The UK’s ‘settlement scheme’ for EU nationals living and working in Britain risks leaving 2.6 million people at unlawful risk of deportation; lawyers told the High Court in London.
In court hearings on Tuesday (1 November) as part of the judicial review of the settlement scheme, Robert Palmer, the barrister for the Independent Monitoring Authority, told the court that those who do not make another application within five years of being granted pre-settled status would automatically lose their right to residence in the UK, making them an illegal overstayer who is liable to detention and removal’.
Approximately 50% of the nearly 7 million EU nationals to apply under the scheme were awarded ‘settled status’, which gives them permanent resident status in the UK. However, over 40% have been granted ‘pre-settled status’, which only gives them residency rights for five years, though with equal access to welfare and other state benefits, at the end of which they must apply again.

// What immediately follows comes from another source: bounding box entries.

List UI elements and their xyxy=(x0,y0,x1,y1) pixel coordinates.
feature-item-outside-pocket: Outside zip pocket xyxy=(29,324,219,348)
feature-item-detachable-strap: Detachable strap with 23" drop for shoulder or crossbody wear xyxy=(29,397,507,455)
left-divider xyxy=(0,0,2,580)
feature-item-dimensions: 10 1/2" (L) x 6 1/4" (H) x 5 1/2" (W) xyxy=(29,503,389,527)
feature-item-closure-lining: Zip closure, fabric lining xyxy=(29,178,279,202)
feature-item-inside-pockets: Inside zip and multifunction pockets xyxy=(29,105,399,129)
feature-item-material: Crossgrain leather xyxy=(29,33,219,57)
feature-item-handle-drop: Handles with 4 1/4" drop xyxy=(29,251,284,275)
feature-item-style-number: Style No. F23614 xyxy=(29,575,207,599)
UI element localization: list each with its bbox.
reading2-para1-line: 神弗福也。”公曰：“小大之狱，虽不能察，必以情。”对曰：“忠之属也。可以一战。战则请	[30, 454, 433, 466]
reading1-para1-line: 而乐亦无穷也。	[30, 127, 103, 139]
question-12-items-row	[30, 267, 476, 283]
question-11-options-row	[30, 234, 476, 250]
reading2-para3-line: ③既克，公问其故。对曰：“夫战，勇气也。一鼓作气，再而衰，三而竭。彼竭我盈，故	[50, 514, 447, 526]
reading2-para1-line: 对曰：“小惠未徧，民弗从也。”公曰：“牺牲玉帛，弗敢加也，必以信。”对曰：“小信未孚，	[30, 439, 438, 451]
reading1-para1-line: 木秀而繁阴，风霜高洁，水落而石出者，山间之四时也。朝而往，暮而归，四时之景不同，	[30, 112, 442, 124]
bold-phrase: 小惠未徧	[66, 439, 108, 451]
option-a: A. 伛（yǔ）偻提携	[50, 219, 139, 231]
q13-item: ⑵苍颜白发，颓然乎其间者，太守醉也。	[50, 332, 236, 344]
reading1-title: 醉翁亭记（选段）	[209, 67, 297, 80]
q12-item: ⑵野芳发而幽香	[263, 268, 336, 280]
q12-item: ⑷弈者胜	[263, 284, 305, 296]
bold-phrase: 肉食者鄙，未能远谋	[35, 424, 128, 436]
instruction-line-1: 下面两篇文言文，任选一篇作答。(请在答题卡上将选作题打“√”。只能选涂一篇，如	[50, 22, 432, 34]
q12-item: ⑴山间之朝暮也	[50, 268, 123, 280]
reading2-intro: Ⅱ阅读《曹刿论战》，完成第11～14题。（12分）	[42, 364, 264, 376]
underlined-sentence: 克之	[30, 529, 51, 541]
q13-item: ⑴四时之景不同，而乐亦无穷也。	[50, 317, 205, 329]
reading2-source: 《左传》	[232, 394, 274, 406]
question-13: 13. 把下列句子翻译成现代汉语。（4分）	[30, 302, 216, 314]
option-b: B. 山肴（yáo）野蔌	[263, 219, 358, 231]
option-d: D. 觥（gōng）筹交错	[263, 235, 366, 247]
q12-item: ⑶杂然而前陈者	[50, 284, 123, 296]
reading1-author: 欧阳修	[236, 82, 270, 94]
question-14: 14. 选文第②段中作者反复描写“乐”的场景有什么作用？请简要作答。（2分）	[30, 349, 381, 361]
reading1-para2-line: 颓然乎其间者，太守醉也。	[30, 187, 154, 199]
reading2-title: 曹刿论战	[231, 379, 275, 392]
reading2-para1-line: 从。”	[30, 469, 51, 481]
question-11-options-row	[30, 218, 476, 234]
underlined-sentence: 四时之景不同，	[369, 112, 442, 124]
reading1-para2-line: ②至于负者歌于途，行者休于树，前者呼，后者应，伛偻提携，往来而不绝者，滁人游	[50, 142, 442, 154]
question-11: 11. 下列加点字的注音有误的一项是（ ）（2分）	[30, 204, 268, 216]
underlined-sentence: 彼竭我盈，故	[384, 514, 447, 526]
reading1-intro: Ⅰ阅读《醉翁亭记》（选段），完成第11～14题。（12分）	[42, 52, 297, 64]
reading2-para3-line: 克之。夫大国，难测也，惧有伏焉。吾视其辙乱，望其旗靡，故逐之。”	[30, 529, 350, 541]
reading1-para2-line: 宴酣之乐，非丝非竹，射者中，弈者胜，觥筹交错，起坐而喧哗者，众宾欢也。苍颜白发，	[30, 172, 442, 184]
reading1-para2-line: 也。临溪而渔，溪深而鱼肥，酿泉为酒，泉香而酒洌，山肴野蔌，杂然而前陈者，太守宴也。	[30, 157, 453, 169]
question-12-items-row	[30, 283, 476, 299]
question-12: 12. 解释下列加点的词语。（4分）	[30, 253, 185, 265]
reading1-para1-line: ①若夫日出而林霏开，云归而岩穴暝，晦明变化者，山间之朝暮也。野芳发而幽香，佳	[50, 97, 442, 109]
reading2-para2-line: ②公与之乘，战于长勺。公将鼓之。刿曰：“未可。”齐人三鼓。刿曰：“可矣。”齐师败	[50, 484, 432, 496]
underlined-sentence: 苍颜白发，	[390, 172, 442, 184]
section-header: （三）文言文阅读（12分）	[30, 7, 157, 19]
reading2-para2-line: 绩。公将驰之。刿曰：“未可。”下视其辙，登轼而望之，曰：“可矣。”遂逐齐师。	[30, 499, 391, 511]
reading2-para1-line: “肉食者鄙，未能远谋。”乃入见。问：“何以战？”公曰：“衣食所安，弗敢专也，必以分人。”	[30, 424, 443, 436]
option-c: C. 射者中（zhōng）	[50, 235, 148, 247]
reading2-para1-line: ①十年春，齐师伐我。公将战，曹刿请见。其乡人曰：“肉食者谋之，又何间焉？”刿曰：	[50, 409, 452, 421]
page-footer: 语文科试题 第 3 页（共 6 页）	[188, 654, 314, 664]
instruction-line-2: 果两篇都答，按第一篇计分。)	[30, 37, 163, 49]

Failure to apply on time would result in the automatic loss of the right to work, access housing, education, and claim benefits, leaving them at risk of being deported.
Unlike applications for settled status from non-EU nationals, applying for the EU settlement scheme is free.
Palmer told the High Court that this provision is “straightforwardly incompatible with the withdrawal agreement, which does not permit the loss of rights to residency to EU citizens in these circumstances”.
The Independent Monitoring Authority (IMA), the independent body set up by the Withdrawal Agreement to safeguard the rights of EU nationals in the UK, contends that legally, EU citizens’ rights “do not expire” unless they are lost or withdrawn for reasons set out in the withdrawal agreement.
The IMA) launched judicial review proceedings against the Home Office earlier this year, arguing that having already proved their right to remain in the UK, there should be no grounds for people with pre-settled status to face deportation or the loss of rights.
From the start of the process, the Home Office has maintained that the settlement scheme is more generous than the UK is legally required to offer and that the European Commission had been aware that EU nationals with pre-settled status would be required to submit a second application for permanent residency throughout the Brexit process.
In its communications, the Home Office has stressed that it will look for reasons to grant settled status rather to reject applications.
Making representations for the Home Office, David Blundell contended that the withdrawal agreement only conferred “limited reciprocal protection” of rights and that the settlement scheme could not be compared to the rights conferred by freedom of movement.